Again, wishful thinking entirely unsupported by the facts. The fact is that the US 4th generation fighters have beaten their European equivalents the large majority of the time they have competed head to head. If the Eurocanards had anywhere near the advantage you seem to wish they did it would be reflected in the sales records.
Lets not forget how this whole discussion started, with you making the following erroneous statement:
Comparing F-16 Block 50/52+ or F-18E/F to Rafale/Typhoon is like comparing an upgraded F-4 Phantom with F-15E. Of course they lost — they’re fundamentally older and inferior platforms.
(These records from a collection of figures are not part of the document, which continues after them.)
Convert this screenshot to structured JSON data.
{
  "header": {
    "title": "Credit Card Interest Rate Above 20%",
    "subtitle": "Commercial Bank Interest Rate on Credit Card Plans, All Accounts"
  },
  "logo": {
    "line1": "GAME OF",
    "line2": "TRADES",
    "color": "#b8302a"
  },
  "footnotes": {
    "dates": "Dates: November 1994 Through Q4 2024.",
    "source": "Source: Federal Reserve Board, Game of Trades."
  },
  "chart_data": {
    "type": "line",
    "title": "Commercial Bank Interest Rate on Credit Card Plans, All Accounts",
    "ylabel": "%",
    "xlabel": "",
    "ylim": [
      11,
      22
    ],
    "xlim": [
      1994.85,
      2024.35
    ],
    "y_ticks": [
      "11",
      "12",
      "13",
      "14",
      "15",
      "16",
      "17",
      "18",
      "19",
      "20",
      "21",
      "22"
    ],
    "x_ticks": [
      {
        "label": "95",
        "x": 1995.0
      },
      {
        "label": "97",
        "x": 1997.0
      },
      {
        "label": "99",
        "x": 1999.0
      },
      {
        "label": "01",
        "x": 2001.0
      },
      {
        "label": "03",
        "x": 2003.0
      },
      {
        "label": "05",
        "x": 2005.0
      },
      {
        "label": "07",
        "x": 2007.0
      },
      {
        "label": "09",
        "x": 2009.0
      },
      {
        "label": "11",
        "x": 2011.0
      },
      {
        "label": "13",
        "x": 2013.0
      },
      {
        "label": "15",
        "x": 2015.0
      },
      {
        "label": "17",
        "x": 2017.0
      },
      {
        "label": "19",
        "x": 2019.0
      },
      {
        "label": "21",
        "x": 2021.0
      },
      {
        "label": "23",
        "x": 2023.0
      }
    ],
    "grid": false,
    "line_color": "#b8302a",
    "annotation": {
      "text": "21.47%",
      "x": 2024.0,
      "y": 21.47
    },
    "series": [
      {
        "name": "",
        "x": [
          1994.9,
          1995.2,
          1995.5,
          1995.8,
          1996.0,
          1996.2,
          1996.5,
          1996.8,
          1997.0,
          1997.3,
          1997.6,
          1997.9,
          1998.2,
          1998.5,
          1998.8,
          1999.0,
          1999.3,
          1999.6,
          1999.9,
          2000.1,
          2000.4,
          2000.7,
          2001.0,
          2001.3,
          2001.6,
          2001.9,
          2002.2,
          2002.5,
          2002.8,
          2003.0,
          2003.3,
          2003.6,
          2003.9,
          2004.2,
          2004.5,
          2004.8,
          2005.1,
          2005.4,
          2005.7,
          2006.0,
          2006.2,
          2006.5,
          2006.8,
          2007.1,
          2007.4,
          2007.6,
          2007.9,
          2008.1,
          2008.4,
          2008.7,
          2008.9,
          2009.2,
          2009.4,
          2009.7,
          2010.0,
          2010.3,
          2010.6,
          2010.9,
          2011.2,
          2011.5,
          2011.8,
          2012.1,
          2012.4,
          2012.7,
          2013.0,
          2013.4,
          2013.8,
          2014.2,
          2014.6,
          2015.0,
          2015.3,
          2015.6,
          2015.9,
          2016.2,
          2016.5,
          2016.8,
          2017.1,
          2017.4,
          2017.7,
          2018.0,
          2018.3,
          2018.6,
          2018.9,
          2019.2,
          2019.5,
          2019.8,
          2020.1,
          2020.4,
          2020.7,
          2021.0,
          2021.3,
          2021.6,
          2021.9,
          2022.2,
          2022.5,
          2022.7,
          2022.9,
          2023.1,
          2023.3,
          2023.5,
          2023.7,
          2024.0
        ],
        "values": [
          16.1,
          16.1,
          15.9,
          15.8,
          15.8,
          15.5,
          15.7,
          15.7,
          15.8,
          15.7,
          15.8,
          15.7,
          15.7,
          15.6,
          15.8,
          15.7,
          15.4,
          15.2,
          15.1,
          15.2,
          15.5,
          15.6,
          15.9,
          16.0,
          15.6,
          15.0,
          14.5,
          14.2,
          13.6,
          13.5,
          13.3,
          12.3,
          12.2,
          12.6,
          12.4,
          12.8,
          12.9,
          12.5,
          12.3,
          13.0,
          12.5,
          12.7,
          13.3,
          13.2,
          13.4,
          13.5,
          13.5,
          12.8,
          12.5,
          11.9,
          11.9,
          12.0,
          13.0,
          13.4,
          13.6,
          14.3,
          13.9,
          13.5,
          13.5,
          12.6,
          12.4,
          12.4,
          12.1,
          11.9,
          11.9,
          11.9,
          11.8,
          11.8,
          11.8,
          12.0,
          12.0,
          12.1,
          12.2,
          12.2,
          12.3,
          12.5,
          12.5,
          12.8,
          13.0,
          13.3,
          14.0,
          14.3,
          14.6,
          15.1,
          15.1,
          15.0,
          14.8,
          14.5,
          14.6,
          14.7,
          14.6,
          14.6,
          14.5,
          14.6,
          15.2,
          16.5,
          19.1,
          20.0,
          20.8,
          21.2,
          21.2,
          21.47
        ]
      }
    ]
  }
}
Take politics and value-for-money out of the game (as MMRCA Phase I did) and the older jets — incl. MiG-35 — don’t stand a chance.
You were wrong, as I have conclusively demonstrated above. If anything a stronger argument exists that it is the Eurocanards that can not compete absent political factors or bribes.
Incidentally, I’m curious as to which generation Gripen E/F is supposed to belong to, according to those who think Hornet and Super Hornet belong to different generations: Gripen E/F bears exactly the same relation to earlier Gripens as Super Hornet does to earlier Hornets. Indeed, given that Gripen E/F is receiving updated avionics from the outset, it would seem to be a somewhat greater advance over Gripen C/D than F/A-18E/F Block I was over F/A-18C/D.
Who said the Hornet and Super Hornet belong to different generations? They are different jets, but they are both 4th generation aircraft.
The Gripen NG, if indeed it ever proceeds to production, will simply be among the last of the 4th generation designs. It will slot in amongst the Rafale, Eurofighter, F-16 Block 60/70, F-15SA, Super Hornet, Su-35 and Super Hornet.